Laboratory of Applied Proteome Analyses and Research Center PIGMOD, Institute of Animal Physiology and Genetics, Academy of Sciences of the Czech Republic, Libechov, Czech Republic.
Department of Biochemistry, Faculty of Science, Masaryk University, Brno, Czech Republic.
Department of Biology, Institute of Molecular Systems Biology, ETH Zurich, Zurich, Switzerland.

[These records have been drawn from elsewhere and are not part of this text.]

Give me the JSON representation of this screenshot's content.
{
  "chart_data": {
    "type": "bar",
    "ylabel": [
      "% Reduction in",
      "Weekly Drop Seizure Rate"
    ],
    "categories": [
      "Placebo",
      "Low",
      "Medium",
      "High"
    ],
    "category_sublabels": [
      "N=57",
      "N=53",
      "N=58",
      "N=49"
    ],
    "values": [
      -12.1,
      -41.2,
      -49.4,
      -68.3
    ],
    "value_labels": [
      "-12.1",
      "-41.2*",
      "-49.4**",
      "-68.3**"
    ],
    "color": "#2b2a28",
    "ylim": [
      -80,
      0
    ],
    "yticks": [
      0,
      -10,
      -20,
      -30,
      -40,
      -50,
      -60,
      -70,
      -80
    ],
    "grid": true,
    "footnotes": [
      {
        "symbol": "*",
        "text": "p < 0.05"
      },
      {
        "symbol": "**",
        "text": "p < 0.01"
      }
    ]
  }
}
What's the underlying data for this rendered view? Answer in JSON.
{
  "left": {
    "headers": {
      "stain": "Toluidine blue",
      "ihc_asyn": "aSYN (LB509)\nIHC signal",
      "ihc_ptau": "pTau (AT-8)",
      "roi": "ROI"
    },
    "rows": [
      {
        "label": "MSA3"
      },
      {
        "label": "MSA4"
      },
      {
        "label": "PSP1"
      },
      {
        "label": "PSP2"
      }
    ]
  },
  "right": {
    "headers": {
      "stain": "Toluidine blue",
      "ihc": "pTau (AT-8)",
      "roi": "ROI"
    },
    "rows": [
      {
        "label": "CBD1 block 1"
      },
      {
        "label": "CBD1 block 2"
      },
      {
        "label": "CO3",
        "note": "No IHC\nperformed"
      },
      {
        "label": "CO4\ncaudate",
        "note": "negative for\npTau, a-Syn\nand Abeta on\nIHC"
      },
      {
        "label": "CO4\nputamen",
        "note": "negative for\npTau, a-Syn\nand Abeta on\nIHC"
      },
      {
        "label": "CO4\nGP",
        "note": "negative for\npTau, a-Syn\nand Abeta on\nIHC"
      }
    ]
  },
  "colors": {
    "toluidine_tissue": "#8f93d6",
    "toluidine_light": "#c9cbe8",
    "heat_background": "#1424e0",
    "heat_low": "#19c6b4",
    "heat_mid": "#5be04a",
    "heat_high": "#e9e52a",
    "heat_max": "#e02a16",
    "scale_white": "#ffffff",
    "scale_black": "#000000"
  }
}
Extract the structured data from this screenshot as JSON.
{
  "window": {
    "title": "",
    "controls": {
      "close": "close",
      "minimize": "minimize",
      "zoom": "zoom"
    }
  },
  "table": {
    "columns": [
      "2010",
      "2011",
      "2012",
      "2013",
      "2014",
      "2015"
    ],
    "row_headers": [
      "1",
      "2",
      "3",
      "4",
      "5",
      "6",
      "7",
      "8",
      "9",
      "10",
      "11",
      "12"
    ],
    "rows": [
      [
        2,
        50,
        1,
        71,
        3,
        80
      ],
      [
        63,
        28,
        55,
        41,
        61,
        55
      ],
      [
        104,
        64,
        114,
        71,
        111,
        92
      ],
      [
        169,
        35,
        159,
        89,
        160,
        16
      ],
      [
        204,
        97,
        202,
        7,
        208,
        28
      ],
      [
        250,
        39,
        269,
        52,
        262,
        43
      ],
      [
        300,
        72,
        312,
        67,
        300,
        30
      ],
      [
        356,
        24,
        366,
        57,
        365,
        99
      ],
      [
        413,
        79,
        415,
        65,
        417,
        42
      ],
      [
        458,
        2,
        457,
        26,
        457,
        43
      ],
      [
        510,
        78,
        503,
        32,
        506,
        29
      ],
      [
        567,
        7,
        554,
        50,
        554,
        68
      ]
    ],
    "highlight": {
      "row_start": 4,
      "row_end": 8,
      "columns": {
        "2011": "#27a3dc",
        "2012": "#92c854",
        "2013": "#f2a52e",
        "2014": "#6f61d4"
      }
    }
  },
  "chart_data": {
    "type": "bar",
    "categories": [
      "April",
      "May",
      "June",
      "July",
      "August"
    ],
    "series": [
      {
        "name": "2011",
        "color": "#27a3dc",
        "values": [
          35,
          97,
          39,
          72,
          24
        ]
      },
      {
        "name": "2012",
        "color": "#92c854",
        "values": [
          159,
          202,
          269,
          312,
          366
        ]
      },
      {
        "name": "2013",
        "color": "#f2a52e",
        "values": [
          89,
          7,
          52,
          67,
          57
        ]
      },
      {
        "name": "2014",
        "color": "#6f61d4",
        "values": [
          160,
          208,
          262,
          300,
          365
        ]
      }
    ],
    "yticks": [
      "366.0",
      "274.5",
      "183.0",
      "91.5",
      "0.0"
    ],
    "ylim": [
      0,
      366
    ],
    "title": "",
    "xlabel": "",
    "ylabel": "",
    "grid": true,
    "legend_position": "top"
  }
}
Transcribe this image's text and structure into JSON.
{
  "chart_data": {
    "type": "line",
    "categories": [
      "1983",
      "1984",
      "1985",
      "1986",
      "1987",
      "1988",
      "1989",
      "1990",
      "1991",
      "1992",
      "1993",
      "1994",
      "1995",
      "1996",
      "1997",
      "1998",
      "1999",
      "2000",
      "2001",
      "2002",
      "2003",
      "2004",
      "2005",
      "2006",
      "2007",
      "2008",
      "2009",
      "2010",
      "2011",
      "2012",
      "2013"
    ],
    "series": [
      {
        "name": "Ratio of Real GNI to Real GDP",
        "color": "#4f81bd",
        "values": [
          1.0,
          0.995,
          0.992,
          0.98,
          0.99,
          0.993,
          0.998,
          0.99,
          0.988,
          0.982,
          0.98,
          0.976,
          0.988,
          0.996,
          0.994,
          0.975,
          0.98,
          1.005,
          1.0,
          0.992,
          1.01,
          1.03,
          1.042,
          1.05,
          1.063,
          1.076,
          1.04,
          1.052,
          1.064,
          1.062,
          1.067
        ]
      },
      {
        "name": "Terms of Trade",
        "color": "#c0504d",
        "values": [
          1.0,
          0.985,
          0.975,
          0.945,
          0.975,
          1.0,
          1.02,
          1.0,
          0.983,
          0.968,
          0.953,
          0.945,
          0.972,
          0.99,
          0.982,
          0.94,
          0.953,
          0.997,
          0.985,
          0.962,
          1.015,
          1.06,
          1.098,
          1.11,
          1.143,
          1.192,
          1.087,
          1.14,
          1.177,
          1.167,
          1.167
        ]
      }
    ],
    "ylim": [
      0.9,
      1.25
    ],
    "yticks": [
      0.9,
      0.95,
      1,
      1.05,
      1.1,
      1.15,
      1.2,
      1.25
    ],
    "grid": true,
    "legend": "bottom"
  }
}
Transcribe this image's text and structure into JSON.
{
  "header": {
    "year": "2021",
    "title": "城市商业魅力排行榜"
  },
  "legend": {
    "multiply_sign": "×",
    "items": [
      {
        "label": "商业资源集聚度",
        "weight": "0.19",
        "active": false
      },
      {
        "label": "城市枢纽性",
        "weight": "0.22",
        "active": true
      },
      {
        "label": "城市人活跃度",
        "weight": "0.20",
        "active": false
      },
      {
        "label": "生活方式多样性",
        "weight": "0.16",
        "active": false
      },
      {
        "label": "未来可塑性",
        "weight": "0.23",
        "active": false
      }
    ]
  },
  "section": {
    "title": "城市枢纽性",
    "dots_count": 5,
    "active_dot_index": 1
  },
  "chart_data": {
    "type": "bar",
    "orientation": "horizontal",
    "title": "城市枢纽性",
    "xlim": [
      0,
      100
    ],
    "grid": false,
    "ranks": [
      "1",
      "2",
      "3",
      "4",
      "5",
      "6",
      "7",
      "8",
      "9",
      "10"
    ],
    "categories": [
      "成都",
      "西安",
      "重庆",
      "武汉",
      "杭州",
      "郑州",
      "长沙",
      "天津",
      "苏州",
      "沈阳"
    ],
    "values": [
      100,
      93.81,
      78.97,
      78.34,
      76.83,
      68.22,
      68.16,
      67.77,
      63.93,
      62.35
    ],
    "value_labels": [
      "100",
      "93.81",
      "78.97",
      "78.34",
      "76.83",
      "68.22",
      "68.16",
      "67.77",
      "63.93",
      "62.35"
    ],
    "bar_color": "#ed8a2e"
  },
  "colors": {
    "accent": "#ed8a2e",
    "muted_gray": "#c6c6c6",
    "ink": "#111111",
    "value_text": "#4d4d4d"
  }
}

Targeted mass spectrometry-based proteomics approaches enable the simultaneous and reproducible quantification of multiple protein analytes across numerous conditions in biology and clinical studies. These approaches involve e.g. selected reaction monitoring (SRM) typically conducted on a triple quadrupole mass spectrometer, its high-resolution variant named pseudo-SRM (p-SRM), carried out in a quadrupole coupled with an TOF analyzer (qTOF), and "sequential window acquisition of all theoretical spectra" (SWATH). Here we compared these methods in terms of signal-to-noise ratio (S/N), coefficient of variance (CV), fold change (FC), limit of detection and quantitation (LOD, LOQ). We have shown the highest S/N for p-SRM mode, followed by SRM and SWATH, demonstrating a trade-off between sensitivity and level of multiplexing for SRM, p-SRM, and SWATH. SRM was more sensitive than p-SRM based on determining their LOD and LOQ. Although SWATH has the worst S/N, it enables peptide multiplexing with post-acquisition definition of the targets, leading to better proteome coverage. FC between breast tumors of different clinical-pathological characteristics were highly correlated (R2 >0.97) across three methods and consistent with the previous study on 96 tumor tissues. Our technical note presented here, therefore, confirmed that outputs of all the three methods were biologically relevant and highly applicable to cancer research.